Çetin Ünsalan Yazdı: ‘Asgari ücret ihtimalleri…’
31 Mayıs 2023Bütçenin delik deşik olduğu, rezervlerin eksiye düştüğü bir ekonomik fotoğraf içerisinde zam yağmurunun başlangıcı yaşandı. Birçok ürüne zam oldu diye düşünüyorsanız yanılıyorsunuz. Zam fırtınası henüz yeni başladı.
Gerek bütçe açığı, gerekse yerine getirilmesi gereken vaatler, bir tarafta da iş bilmez bir ekonomi yönetimi ne yazık ki vergi ve zamlardaki artıştan başka çare bırakmıyor. Bu kadar artışın yaşanacağı, ödemelerin ertelendiği bir ortamda da enflasyonu düşürmeyi hesaplıyor olmak, halen hesap yapılmadığının kanıtı.
O kadar hesap yapılmıyor ki doğalgazda seçim için sıfırlanan, sonra da yüzde 25’inin kamu tarafından karşılanacağı faturaların, enflasyonda düşüşe neden olabileceğini hesap edecek kadar kontrolden çıktılar.
Birincisi yaz aylarında zaten enflasyona doğalgaz ödemelerinin çok etkisi olmaz. Çünkü çok düşük faturalar gelir. Sen gıdaya bak. İkincisi bir faturanın vatandaş ya da kamu tarafından karşılanıyor olması, toplamda harcama anlamına geleceğinden, fark yaratmaz. Yani maliyet buharlaşmaz. Enflasyon üzerinde baskı yaratır. Fakat o kadar dört işlemden uzaklaştılar ki, bunu bile düşünmüyorlar.
Şimdi gündemdeki konu asgari ücret… Bu nasıl halledilecek; bilinmiyor. İki rakam telaffuz edildi. Biri 10 bin; diğeri de 13 bin TL. Şayet 10 bin TL gündeme gelirse, şu an itibariyle açlık sınırının 362 TL, yoksulluk sınırının da 23 bin 752 TL altında. Yani karavana…
Şayet 13 bin TL yapmaya kalksanız sorunu çözer mi? Yoksulluk sınırının 33 bin TL’nin üzerinde olduğu bir ortamda; hayır. Peki işverene destek vermeden bu para verilir mi? Yaklaşık işverene maliyeti 18 bin TL’ye yaklaşır.

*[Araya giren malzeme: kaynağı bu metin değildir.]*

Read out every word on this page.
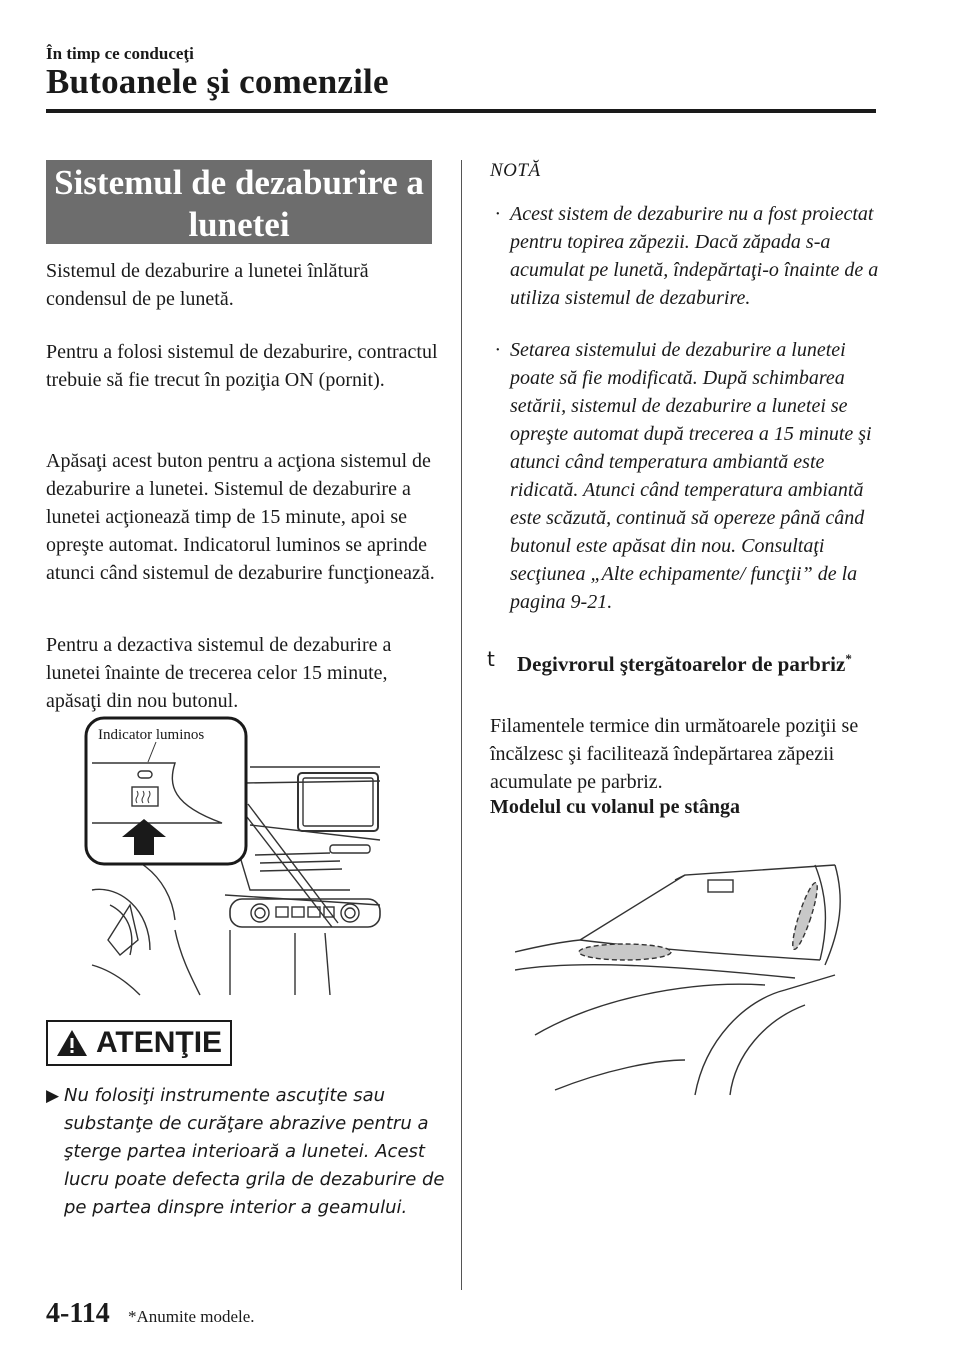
În timp ce conduceţi
Butoanele şi comenzile
Sistemul de dezaburire a
lunetei
Sistemul de dezaburire a lunetei înlătură condensul de pe lunetă.
Pentru a folosi sistemul de dezaburire, contractul trebuie să fie trecut în poziţia ON (pornit).
Apăsaţi acest buton pentru a acţiona sistemul de dezaburire a lunetei. Sistemul de dezaburire a lunetei acţionează timp de 15 minute, apoi se opreşte automat. Indicatorul luminos se aprinde atunci când sistemul de dezaburire funcţionează.
Pentru a dezactiva sistemul de dezaburire a lunetei înainte de trecerea celor 15 minute, apăsaţi din nou butonul.
Indicator luminos
ATENŢIE
▶ Nu folosiţi instrumente ascuţite sau substanţe de curăţare abrazive pentru a şterge partea interioară a lunetei. Acest lucru poate defecta grila de dezaburire de pe partea dinspre interior a geamului.
NOTĂ
· Acest sistem de dezaburire nu a fost proiectat pentru topirea zăpezii. Dacă zăpada s-a acumulat pe lunetă, îndepărtaţi-o înainte de a utiliza sistemul de dezaburire.
· Setarea sistemului de dezaburire a lunetei poate să fie modificată. După schimbarea setării, sistemul de dezaburire a lunetei se opreşte automat după trecerea a 15 minute şi atunci când temperatura ambiantă este ridicată. Atunci când temperatura ambiantă este scăzută, continuă să opereze până când butonul este apăsat din nou. Consultaţi secţiunea „Alte echipamente/ funcţii” de la pagina 9-21.
t	Degivrorul ştergătoarelor de parbriz*
Filamentele termice din următoarele poziţii se încălzesc şi facilitează îndepărtarea zăpezii acumulate pe parbriz.
Modelul cu volanul pe stânga
4-114 *Anumite modele.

Biliyoruz ki, asgari ücret konusunda yine çalışan ile işvereni baş başa bırakacak, 500 – 600 TL destek vererek ‘destekledik’ oynayacak bir zihniyetle karşı karşıyayız. O zaman da karşımıza üç alternatif çıkar.
Birincisi çok ciddi işten çıkarmalar yaşanır. İkincisi kayıt dışı istihdamda patlama olur. Üçüncü senaryoda da işveren bu maliyeti de sesini çıkartmadan üstlenir ve sermaye erimesiyle birlikte iflaslar baş gösterir.
Tüm bunlar da ihracat pazarlarında sıkıntının yaşandığı, ihracat gelirlerinin TL’ye çevrilip kur riskinin alındığı, krediye ulaşılamadığı ve maliyetlerdeki artışın kabul edilmediği, enflasyon muhasebesi yapılmadığı için fiktif kazançlar üzerinden vergi istendiği bir ortamda cereyan eder.
Günün sonunda asgari ücret kaç TL olursa olsun, alanın yaşamasına yetmez, verenin de bunu ödeyebilme kabiliyeti olmaz. Şayet günü kurtarma kafası devam ederse, gerçekten planlanmış bir ekonomiye geçilmezse ve kaçak noktalar tıkanmazsa, bu işin içinden çıkılabilmesi mümkün değil.
Çözüm hesaptan geçer. Ama vatandaşın faturasını karşılayınca, onun maliyet ve enflasyona etki bir unsur olduğunu anlamayan bir yapıya, hangi hesaptan söz edeceğiz?